Is there a way to reuse GNU Gettext tests with pygettext to assure feature parity and compatibility, also in the future?

tomasr8 · February 3, 2025, 12:04pm

Hi!

In terms of compatibility, PO files are a well-defined format and the goal is for pygettext to produce output that is compatible with both xgettext and babel (which is also the case currently). Since I’m more familiar with babel, I was actually looking into reusing babel’s tests instead, but the bigger priority now is fixing the many bugs in pygettext.

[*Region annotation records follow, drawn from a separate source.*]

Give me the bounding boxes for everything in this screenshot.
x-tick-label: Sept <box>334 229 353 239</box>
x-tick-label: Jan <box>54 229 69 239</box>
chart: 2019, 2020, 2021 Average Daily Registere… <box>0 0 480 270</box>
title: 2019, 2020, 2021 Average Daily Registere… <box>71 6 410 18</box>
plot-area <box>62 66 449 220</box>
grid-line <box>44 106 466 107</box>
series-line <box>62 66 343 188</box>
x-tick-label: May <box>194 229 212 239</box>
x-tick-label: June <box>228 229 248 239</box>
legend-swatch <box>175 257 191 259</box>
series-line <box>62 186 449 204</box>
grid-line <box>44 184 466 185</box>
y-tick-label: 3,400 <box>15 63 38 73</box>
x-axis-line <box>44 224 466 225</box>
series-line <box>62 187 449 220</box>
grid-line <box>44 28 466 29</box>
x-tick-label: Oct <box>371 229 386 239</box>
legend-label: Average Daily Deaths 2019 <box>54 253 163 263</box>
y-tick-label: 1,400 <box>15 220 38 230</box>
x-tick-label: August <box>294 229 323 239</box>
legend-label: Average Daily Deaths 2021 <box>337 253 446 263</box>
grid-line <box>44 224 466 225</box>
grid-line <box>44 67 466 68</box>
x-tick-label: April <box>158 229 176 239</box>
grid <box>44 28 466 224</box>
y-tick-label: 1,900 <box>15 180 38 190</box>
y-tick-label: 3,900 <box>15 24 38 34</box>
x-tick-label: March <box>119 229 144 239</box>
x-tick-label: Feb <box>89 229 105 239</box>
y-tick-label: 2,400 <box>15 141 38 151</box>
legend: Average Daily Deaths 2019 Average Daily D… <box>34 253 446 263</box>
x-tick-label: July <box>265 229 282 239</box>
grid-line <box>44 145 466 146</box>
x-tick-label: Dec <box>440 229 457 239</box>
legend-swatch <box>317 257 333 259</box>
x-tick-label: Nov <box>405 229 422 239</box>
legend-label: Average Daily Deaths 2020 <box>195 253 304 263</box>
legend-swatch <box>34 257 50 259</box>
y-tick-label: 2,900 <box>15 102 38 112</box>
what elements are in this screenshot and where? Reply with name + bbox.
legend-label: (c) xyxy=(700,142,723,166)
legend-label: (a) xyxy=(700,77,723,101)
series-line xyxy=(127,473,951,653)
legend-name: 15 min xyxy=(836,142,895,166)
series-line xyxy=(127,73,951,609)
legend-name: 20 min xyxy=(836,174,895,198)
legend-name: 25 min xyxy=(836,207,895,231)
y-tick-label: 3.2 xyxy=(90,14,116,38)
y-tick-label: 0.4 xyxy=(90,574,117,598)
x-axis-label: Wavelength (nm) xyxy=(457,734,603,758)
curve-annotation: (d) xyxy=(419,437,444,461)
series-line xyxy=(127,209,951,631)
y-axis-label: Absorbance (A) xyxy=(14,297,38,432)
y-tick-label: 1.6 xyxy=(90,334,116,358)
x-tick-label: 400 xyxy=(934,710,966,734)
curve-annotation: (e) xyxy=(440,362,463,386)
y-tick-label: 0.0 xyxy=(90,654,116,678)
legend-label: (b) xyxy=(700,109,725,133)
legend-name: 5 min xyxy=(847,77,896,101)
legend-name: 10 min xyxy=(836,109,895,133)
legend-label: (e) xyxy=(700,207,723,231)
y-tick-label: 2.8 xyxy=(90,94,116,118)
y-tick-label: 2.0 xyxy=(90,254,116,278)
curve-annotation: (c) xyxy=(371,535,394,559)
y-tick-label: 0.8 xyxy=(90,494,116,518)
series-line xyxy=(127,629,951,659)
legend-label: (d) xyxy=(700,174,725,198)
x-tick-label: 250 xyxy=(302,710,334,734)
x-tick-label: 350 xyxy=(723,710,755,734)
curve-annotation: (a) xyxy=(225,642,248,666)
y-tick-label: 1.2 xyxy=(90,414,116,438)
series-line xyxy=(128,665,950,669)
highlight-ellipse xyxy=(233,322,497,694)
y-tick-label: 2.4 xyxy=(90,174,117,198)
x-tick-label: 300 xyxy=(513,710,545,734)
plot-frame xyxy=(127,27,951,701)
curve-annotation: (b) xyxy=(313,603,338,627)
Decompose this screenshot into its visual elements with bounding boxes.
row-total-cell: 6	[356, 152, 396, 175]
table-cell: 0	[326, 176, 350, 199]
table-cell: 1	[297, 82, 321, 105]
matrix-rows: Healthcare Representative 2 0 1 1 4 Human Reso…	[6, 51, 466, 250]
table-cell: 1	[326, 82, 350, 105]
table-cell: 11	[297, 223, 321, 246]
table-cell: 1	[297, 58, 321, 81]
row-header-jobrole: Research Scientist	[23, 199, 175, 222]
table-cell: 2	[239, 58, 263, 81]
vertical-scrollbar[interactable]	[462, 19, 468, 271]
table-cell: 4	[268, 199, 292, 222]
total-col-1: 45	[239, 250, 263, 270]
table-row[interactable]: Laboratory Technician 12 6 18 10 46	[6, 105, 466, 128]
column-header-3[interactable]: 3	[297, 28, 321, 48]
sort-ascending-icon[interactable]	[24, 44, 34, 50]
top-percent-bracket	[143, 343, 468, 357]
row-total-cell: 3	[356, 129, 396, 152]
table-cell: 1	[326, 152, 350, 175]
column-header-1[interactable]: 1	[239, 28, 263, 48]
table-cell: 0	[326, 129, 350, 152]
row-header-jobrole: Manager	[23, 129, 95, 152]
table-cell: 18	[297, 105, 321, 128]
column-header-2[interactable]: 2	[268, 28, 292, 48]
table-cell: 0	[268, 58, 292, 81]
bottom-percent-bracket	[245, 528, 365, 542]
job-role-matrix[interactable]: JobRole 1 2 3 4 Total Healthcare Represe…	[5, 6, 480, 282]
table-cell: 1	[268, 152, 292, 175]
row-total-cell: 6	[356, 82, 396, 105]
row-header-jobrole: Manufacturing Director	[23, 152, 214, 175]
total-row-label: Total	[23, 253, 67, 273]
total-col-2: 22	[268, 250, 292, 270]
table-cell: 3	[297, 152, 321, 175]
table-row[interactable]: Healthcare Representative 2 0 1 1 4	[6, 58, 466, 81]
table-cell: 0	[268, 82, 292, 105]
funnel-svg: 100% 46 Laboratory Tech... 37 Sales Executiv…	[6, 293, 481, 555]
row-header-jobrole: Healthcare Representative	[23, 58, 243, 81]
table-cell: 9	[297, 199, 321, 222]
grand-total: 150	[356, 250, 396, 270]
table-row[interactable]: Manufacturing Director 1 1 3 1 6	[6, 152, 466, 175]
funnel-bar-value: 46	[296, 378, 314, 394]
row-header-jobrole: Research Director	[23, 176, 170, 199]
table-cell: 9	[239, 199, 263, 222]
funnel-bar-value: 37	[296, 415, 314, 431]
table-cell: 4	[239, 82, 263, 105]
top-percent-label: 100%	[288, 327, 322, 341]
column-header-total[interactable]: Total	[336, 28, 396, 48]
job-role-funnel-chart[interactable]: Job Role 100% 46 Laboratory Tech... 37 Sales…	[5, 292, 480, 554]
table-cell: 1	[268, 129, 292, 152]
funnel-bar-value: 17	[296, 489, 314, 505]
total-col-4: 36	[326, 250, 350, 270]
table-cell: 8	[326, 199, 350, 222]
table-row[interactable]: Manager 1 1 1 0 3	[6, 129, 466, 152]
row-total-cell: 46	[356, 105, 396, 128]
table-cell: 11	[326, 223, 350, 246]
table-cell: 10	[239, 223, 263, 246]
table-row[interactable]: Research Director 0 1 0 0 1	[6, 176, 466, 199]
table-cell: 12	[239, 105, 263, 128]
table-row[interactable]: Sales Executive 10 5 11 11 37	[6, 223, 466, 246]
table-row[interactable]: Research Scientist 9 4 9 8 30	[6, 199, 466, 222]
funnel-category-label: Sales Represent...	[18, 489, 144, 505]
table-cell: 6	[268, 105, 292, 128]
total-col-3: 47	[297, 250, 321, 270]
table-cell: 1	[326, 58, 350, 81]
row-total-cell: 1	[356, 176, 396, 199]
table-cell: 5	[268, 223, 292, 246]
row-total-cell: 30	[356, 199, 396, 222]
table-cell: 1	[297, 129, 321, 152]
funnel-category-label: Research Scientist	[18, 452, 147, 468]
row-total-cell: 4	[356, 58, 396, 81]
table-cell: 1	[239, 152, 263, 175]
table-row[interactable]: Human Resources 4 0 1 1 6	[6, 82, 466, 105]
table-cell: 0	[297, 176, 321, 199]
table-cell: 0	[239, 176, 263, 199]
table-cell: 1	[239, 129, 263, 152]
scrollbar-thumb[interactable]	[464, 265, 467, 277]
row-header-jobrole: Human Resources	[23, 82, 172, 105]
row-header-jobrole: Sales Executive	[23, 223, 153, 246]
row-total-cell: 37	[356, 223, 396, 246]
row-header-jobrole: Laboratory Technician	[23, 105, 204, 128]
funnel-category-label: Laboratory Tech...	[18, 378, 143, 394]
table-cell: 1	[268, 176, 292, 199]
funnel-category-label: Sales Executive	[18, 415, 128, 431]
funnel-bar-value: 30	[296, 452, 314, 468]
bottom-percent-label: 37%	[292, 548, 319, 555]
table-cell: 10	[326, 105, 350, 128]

When it comes to feature parity, the biggest discrepancy is in the CLI options which are much more limited in pygettext. For instance, there is no way to define custom keywords which is something I’d like to add. In fact, it is only relatively recently that pygettext can extract ngettext/pgettext/etc… at all.

For extraction itself, once pygettext switches to a parser, we’ll be able to fix, in theory, all extraction-related bugs, some of which are present even in xgettext/babel.